Correio Brasiliense
Não são apenas flores, folhas e frutos que brotam das árvores da Universidade de Brasília (UnB). Delas, também saem rostos, mãos e até um bebê. São peças em argila ou breu, um tipo de resina, esculpidas por alunos de artes plásticas para chamar a atenção para os problemas ambientais. Os troncos e os galhos ganham feições humanas na tentativa de aproximar o homem da natureza e tornar mais afetiva e respeitosa a relação entre os dois. Os estudantes fazem parte do grupo Coletivo Aia, palavra que quer dizer alma em linguagem indígena. Eles fazem moldes do próprio rosto e de outras partes do corpo com esses materiais e, depois da secagem, os encaixam no corpo das árvores.
As cores das máscaras feitas em argila ou breu são parecidas com o tom dos troncos, por isso, misturam-se a eles e passam a fazer parte da estrutura. Quem caminha pelo câmpus muitas vezes se surpreende com a cena: uma mão sai da casca ou um rosto expressivo fita o espectador. A ideia surgiu depois da derrubada de árvores na UnB para a construção de uma maloca, perto de uma área conhecida como Maquete e também da Faculdade de Direito. “Notamos a derrubada de várias espécies nativas. Achamos muito estranho e resolvemos checar com os responsáveis pela obra. Descobrimos que eles não tinham autorização do câmpus para derrubar tantas unidades. Daí, surgiu o protesto”, contou Camila de Araújo, 23 anos, uma das participantes do projeto e aluna do 6º semestre de artes plásticas.

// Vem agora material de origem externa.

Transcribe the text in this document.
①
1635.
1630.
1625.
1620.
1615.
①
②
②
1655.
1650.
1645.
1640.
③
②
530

O estudante César Augusto Flores Becker, 24, do 9º período, é o responsável pela ideia inicial. Antes de enfeitar as árvores da UnB, ele havia testado colocar máscaras embutidas na vegetação da casa dele. “Vi algo parecido com um artista chamado William Ricketts, que viveu em uma aldeia aborígene e fazia esculturas que misturavam feições humanas às pedras. Quis testar algo nesse sentido de preocupação ambiental, de estreitar a relação entre o homem e a natureza, fazê-lo reconhecer-se nela. Com a derrubada das árvores, era a hora certa. Formamos o coletivo e começamos a trabalhar juntos”, relatou César.

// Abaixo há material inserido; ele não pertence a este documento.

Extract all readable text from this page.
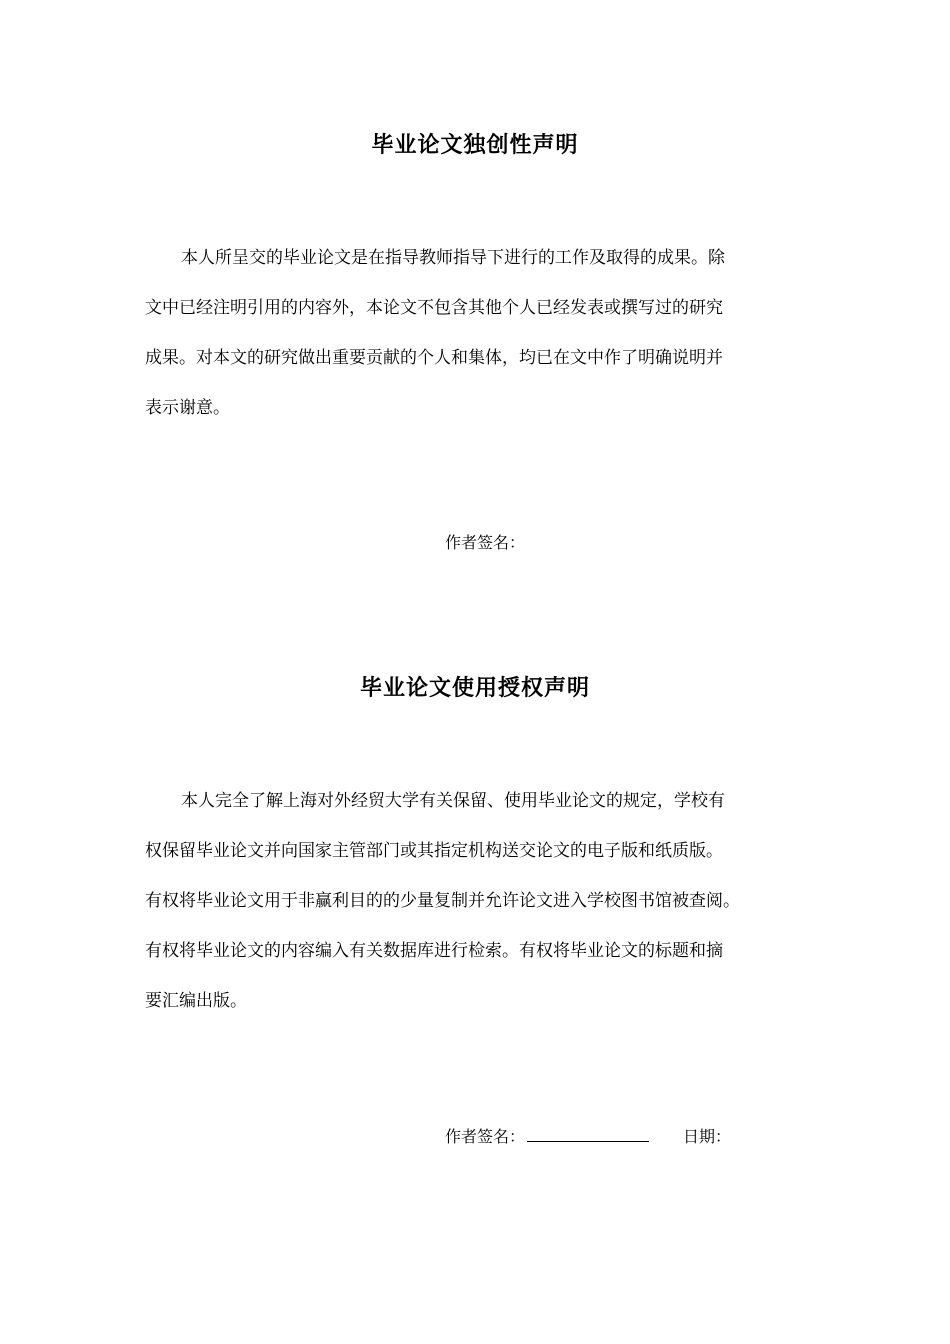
毕业论文独创性声明
本人所呈交的毕业论文是在指导教师指导下进行的工作及取得的成果。除
文中已经注明引用的内容外，本论文不包含其他个人已经发表或撰写过的研究
成果。对本文的研究做出重要贡献的个人和集体，均已在文中作了明确说明并
表示谢意。
作者签名：
毕业论文使用授权声明
本人完全了解上海对外经贸大学有关保留、使用毕业论文的规定，学校有
权保留毕业论文并向国家主管部门或其指定机构送交论文的电子版和纸质版。
有权将毕业论文用于非赢利目的的少量复制并允许论文进入学校图书馆被查阅。
有权将毕业论文的内容编入有关数据库进行检索。有权将毕业论文的标题和摘
要汇编出版。
作者签名：	日期：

Os artistas escolheram argila e breu como material de trabalho devido às características da composição deles. A primeira dura pouco tempo na natureza, com chuvas e umidade derrete aos poucos e desaparece. O breu também se desfaz. Além disso, não é necessário usar cola, por exemplo, para fixar as peças, que se pregam naturalmente e nenhum dano é provocado ao meio ambiente. “Usamos argila e breu, que é uma resina retirada de árvores, porque passam essa ideia de algo que saiu da natureza e volta para ela, esse ciclo”, explicou César.
Reflexão
Os moldes são feitos no rosto dos alunos. Demoram cerca de uma hora para ficarem prontos. O Coletivo Aia existe desde janeiro. Atualmente, há cinco árvores com trabalhos do grupo na UnB. Houve épocas em que havia 15 peças coladas nos troncos, mas, como elas se desfazem sozinhas, as produções somem com o tempo. A intenção é espalhar a ideia por toda Brasília. “Tiramos dinheiro do nosso bolso para executar as ideias, então, não podemos fazer muito, por enquanto. Mas com certeza vamos expandir, levar o projeto para o Eixão”, afirmou César.

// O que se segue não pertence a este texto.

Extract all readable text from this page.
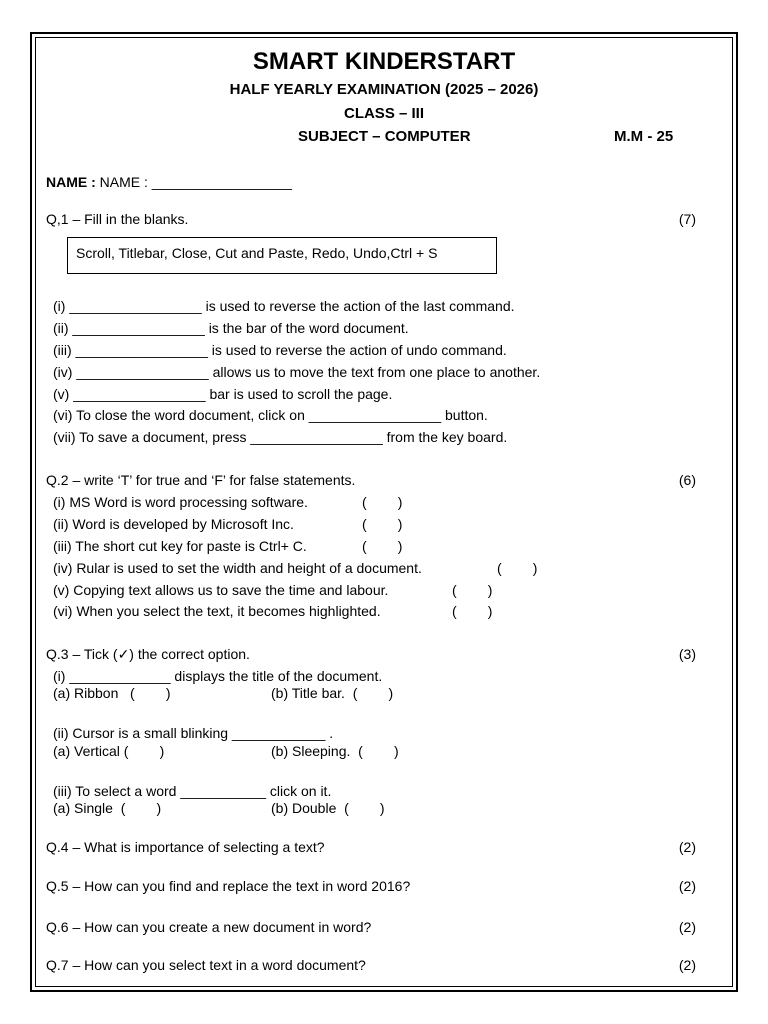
SMART KINDERSTART
HALF YEARLY EXAMINATION (2025 – 2026)
CLASS – III
SUBJECT – COMPUTER	M.M - 25
NAME : NAME : __________________
Q,1 – Fill in the blanks.	(7)
Scroll, Titlebar, Close, Cut and Paste, Redo, Undo,Ctrl + S
(i) _________________ is used to reverse the action of the last command.
(ii) _________________ is the bar of the word document.
(iii) _________________ is used to reverse the action of undo command.
(iv) _________________ allows us to move the text from one place to another.
(v) _________________ bar is used to scroll the page.
(vi) To close the word document, click on _________________ button.
(vii) To save a document, press _________________ from the key board.
Q.2 – write ‘T’ for true and ‘F’ for false statements.	(6)
(i) MS Word is word processing software.	(        )
(ii) Word is developed by Microsoft Inc.	(        )
(iii) The short cut key for paste is Ctrl+ C.	(        )
(iv) Rular is used to set the width and height of a document.	(        )
(v) Copying text allows us to save the time and labour.	(        )
(vi) When you select the text, it becomes highlighted.	(        )
Q.3 – Tick (✓) the correct option.	(3)
(i) _____________ displays the title of the document.
(a) Ribbon   (        )	(b) Title bar.  (        )
(ii) Cursor is a small blinking ____________ .
(a) Vertical (        )	(b) Sleeping.  (        )
(iii) To select a word ___________ click on it.
(a) Single  (        )	(b) Double  (        )
Q.4 – What is importance of selecting a text?	(2)
Q.5 – How can you find and replace the text in word 2016?	(2)
Q.6 – How can you create a new document in word?	(2)
Q.7 – How can you select text in a word document?	(2)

Apenas os mais distraídos ficam indiferentes ao rosto das árvores. “Tem gente que passa apressada e nem vê. Mas a maioria repara, para, observa. É esse o objetivo: causar estranheza, provocar uma reflexão. Infelizmente, algumas pessoas retiram as peças das árvores, quebram, mas é uma minoria”, lamentou César. Quem quiser participar do coletivo, fazer um molde do próprio rosto ou colaborar de alguma maneira com o grupo pode procurar pelos representantes na Maquete ou enviar um e-mail para coletivoaiaunb@gmail.com.
Material
A argila está presente no barro e forma-se graças à alteração do estado das rochas, que se fragmentam em partículas pequenas por causa de atrito, por exemplo. Pode-se encontrar o material às margens de rios. Um pacote com 5kg custa cerca de R$ 15. O breu é um tipo de resina retirada de árvores. A extração é parecida com a da seringueira, mas, em vez de vincos, abre-se um painel sob a casca. É usado na produção de tintas.